Johannesburg – No retirement package was approved for former national police commissioner Riah Phiyega, Police Minister Fikile Mbalula said on Saturday.
Mbalula was responding to a Parliamentary question asked by DA member Dianne Kohler Barnard.
She had asked if a retirement package was approved for Phiyega, and if not, if one was being negotiated.
"No retirement package was approved for former National Police Commissioner, Ms Riah Phiyega. General Phiyega was appointed, as contemplated in section 7(1) of the South African Police Service Act, 1995 for a period of five years.
"The term of office of General Phiyega expired on 11 June 2017, and she was paid the normal service termination benefits associated with the termination of a contract of service in the Public Service," Mbalula said in a reply released on Friday.
'I am not a killer'
He also said the package was not being negotiated for future sign off.
Phiyega was the only commissioner to complete her five-year term, despite her suspension on full pay in October 2015.

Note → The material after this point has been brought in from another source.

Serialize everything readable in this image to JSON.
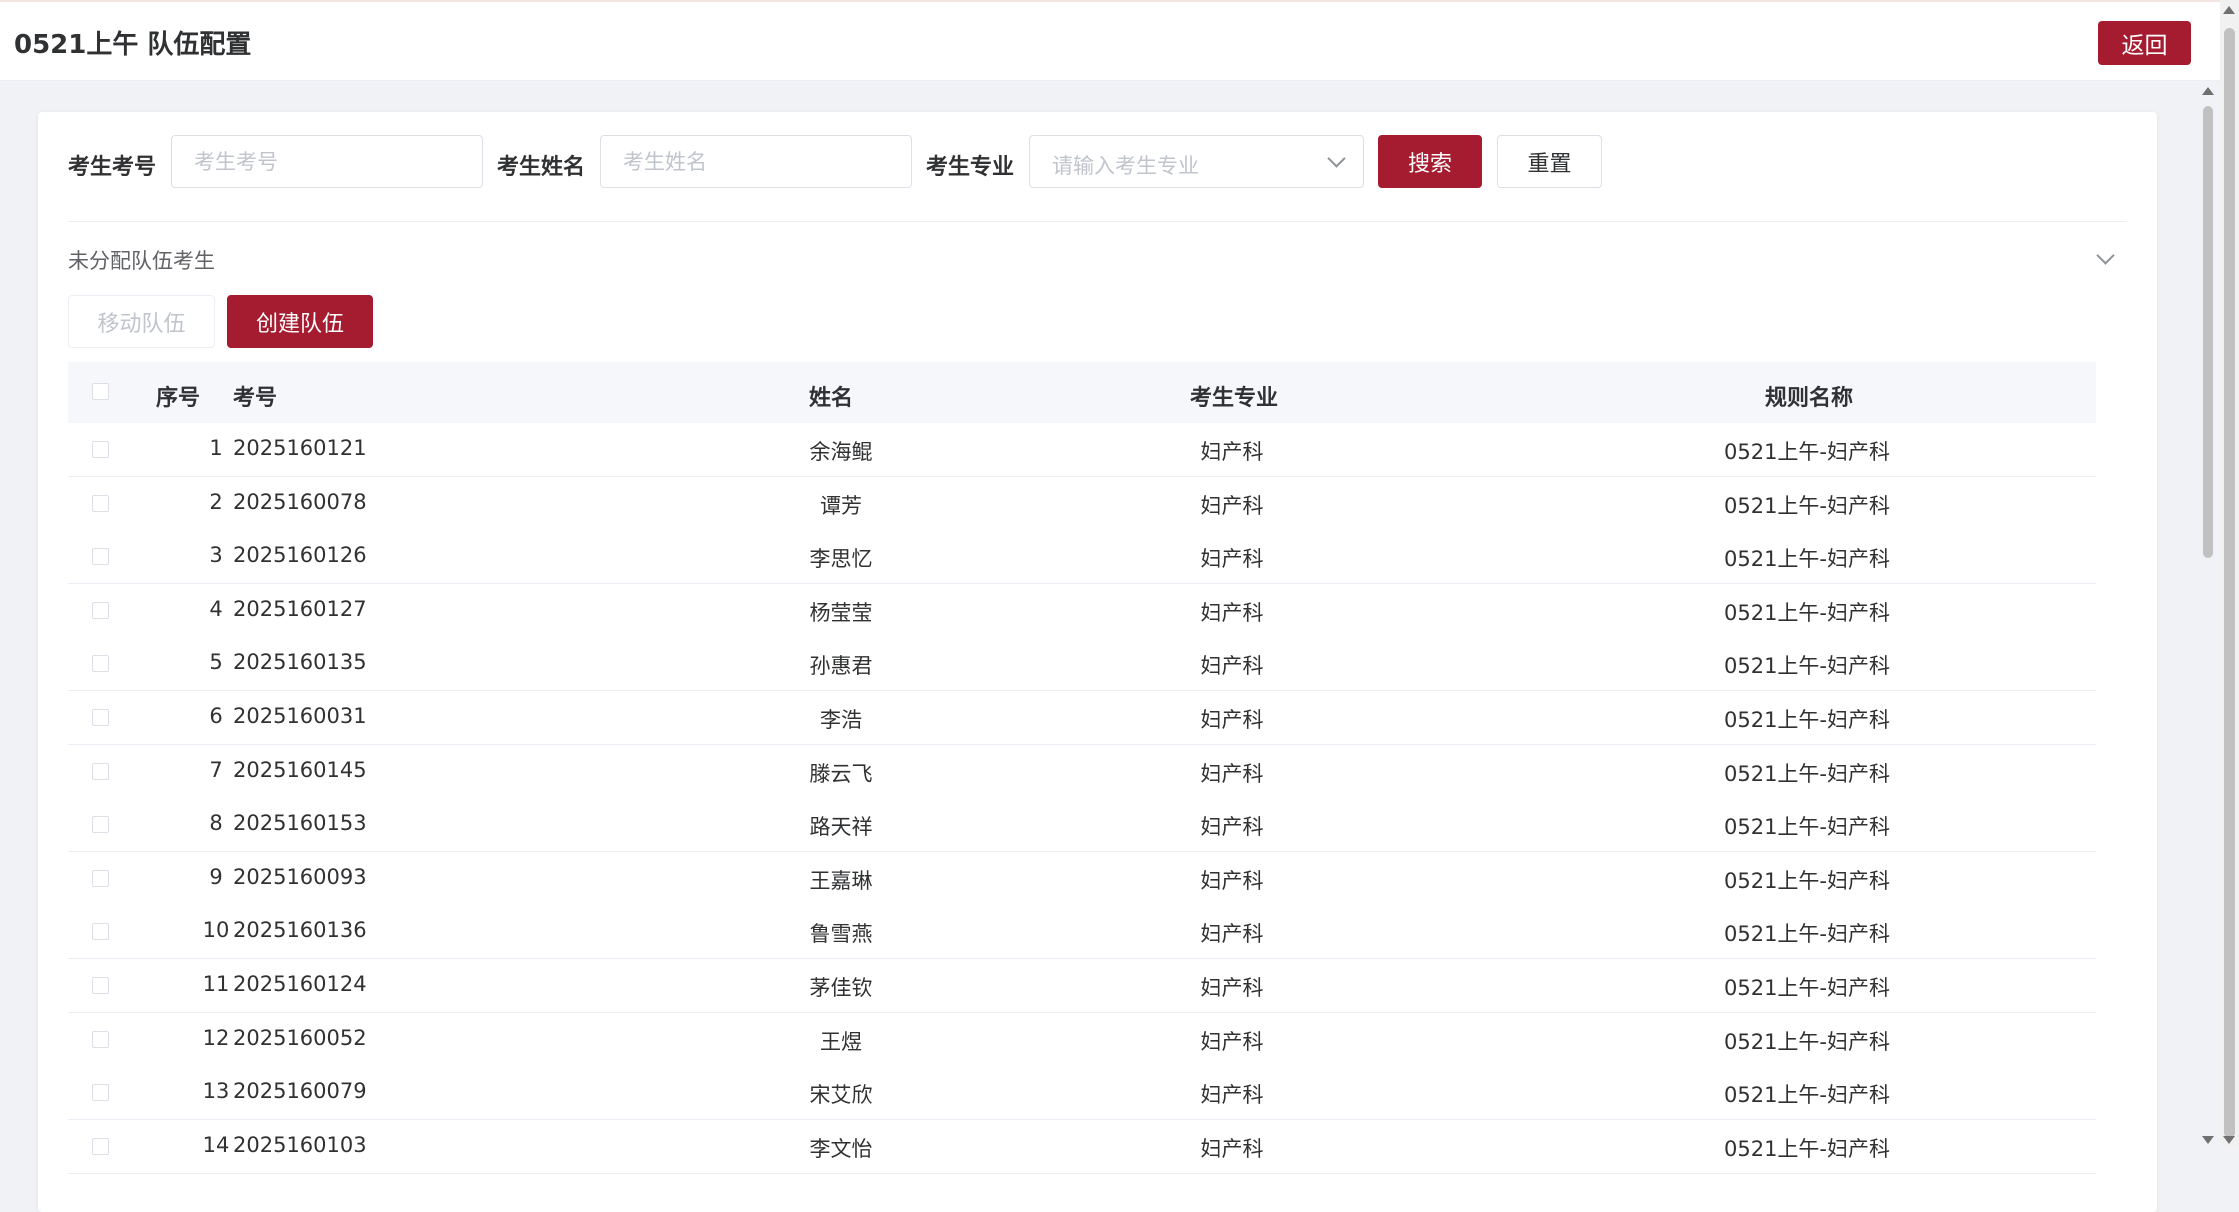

She was suspended following the Claassen Board of Inquiry into the Marikana massacre for her role in the lead-up to the deaths of more than 30 striking miners in 2012.
On June 14, three days after her term ended, she vowed to clear her name in the shooting fallout from the Lonmin wage dispute that led to the deaths.
"[I am] branded as the cause of the killing which I am not – I am not a killer. If there has been a systems failure, let judges say so. It cannot be that I caused this because that is the narrative that is out there," she told News24.
She launched a review of the board of inquiry findings in January.